Eyck Freymann is a Hoover fellow at Stanford University. Hugo Bromley is a research fellow at the Center for Geopolitics at the University of Cambridge.

China’s military exercises in the waters around Taiwan this month — the largest in almost three decades — highlight the growing risk of a total breakdown in United States-China relations. A full-scale invasion of Taiwan is one eventuality; last year, the C.I.A. director, William Burns, noted that China’s president, Xi Jinping, has instructed his armed forces to be ready for an invasion by 2027.

That isn’t Mr. Xi’s only option. He could use his far larger coast guard and military to impose a “quarantine,” allowing merchant shippers and commercial airlines to travel in and out of Taiwan only on China’s terms. This strategy would mirror Beijing’s moves in the South China Sea, where its coast guard is trying to assert control over waters and atolls that are part of the Philippines, a U.S. treaty ally.

If China forces a confrontation over Taiwan, which Beijing claims as its own territory, the United States will need to respond decisively: The implications are enormous, potentially including a global economic crisis far worse than the shock caused by the Covid-19 pandemic.

Right now, America isn’t ready.

As a report from a House panel concluded last year: “The United States lacks a contingency plan for the economic and financial impacts of conflict” with China.

Addressing this lack of preparation must be a bipartisan priority. The incoming administration must work with Congress and allied governments to develop a coherent plan that clearly outlines a vision for the global economy during and after a crisis that is anchored in American economic leadership.

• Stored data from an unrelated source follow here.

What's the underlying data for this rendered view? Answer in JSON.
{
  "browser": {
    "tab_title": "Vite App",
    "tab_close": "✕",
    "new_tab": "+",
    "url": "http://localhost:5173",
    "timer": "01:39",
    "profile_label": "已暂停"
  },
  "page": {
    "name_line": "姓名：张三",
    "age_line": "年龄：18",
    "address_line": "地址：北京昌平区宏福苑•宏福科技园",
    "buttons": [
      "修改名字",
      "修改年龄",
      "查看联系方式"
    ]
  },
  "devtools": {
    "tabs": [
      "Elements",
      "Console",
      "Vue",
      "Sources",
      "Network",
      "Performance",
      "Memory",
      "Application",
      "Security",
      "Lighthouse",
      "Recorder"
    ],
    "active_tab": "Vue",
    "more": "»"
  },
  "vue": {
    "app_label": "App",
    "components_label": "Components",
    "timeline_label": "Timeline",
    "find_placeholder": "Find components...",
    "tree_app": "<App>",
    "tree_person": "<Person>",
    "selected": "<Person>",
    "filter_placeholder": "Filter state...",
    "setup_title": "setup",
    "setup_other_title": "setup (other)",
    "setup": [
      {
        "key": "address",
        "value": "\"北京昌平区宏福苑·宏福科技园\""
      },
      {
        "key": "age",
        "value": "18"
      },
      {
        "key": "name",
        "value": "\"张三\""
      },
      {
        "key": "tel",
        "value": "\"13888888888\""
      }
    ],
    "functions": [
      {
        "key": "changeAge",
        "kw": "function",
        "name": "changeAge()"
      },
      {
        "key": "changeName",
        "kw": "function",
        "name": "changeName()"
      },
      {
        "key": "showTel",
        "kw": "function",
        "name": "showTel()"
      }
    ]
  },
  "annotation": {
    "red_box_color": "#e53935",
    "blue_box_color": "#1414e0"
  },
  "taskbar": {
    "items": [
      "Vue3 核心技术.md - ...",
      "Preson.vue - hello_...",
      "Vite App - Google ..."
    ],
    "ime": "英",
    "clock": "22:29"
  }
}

The most obvious economic implications relate to semiconductors. Taiwan Semiconductor Manufacturing Company produces about 90 percent of the world’s most advanced computer chips. Some are now made in Arizona, but T.S.M.C.’s most cutting-edge chips are still produced in Taiwan. Industries from autos to medical devices depend on these chips; if Taiwanese chip production is disabled, the global economy could be plunged into a deep slump. If T.S.M.C.’s factories fall into China’s hands — it relies on T.S.M.C.’s chips, too — Beijing could seize a competitive edge, including in the development of artificial intelligence technology, and have American and European manufacturers over a barrel.